Speaking to journalists in Kabul on November 2, Azizullah Ludin, who heads the Afghan Independent Election Commission (IEC), said "the economic and political fallout of this protracted process" and the prevention of "uncertainty and challenges to the security" were the main reasons behind the commission's decision to call off the runoff.
"In the light of all these arguments and in line with Article 156 of the constitution and Article 49 of the election law," he said, "the election commission is declaring Mr. Hamid Karzai, the leading candidate in the first round of the election and the only candidate in the second round of the election, as the elected president."

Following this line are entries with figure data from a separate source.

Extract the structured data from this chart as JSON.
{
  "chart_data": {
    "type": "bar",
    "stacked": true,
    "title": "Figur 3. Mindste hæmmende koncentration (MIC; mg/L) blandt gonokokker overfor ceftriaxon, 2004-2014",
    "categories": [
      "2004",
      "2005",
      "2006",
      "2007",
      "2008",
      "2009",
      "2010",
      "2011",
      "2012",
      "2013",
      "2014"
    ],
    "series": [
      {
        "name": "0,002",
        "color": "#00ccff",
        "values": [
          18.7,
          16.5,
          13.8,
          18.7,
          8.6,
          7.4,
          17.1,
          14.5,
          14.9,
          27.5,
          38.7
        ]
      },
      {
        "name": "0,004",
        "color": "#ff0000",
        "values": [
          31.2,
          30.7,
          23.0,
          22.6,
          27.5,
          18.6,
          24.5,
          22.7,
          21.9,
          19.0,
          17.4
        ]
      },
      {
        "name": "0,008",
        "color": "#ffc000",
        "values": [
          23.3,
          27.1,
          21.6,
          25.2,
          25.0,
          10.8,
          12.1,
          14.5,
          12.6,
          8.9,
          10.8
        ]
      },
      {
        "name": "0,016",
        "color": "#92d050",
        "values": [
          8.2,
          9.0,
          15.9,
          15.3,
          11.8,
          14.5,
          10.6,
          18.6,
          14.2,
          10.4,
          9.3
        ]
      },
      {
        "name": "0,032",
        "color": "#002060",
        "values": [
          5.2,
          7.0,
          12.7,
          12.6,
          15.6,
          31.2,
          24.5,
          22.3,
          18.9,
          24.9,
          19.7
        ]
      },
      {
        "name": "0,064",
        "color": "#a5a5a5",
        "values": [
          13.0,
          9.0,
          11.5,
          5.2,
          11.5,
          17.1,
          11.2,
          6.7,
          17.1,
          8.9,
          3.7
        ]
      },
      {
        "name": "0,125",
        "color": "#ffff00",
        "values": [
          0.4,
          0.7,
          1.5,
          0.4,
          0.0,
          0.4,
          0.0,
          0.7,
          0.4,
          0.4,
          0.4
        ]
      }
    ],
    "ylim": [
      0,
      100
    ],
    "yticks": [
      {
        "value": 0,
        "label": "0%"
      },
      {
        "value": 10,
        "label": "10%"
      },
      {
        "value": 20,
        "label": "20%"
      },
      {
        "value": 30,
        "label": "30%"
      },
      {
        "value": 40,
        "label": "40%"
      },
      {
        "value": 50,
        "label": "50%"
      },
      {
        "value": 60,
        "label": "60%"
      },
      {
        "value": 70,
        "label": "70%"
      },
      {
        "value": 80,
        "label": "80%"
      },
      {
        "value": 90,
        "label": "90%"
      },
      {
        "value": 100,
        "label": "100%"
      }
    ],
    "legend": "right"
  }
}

The announcement came shortly after visiting UN Secretary-General Ban Ki-moon had called for a decision on the election "as soon as possible." Afterward, Ban said he welcomed the IEC's decison to forego the runoff and declare Karzai the winner.
Earlier in the day, Ban had met separately with Karzai and former Foreign Minister Abdullah Abdullah, who on November 1 withdrew from the second-round runoff because he felt a fair and transparent vote was not possible.
Speaking to journalists in Kabul, Ban expressed hope that the Afghan election commission would uphold the law in deciding whether to go ahead with the vote.
"I am sure that the due process and observance of the law will prevail. And the Afghan Independent Election Commission will apply constitutionally correct procedures," Ban said.
Western diplomats were reportedly not in favor of holding the second-round vote following Abdullah's pullout.
The U.S. Embassy in Kabul and the British government have both welcomed the IEC's decison and congratulated Karzai on his victory.
The runoff was called after a United Nations-backed investigation found that widespread fraud, mainly in favor of Karzai, had been committed during the first-round vote held on August 20.
The UN secretary-general is in Kabul to show solidarity with UN election workers after an attack on a UN guesthouse in the Afghan capital killed five UN international staff and three Afghans last week.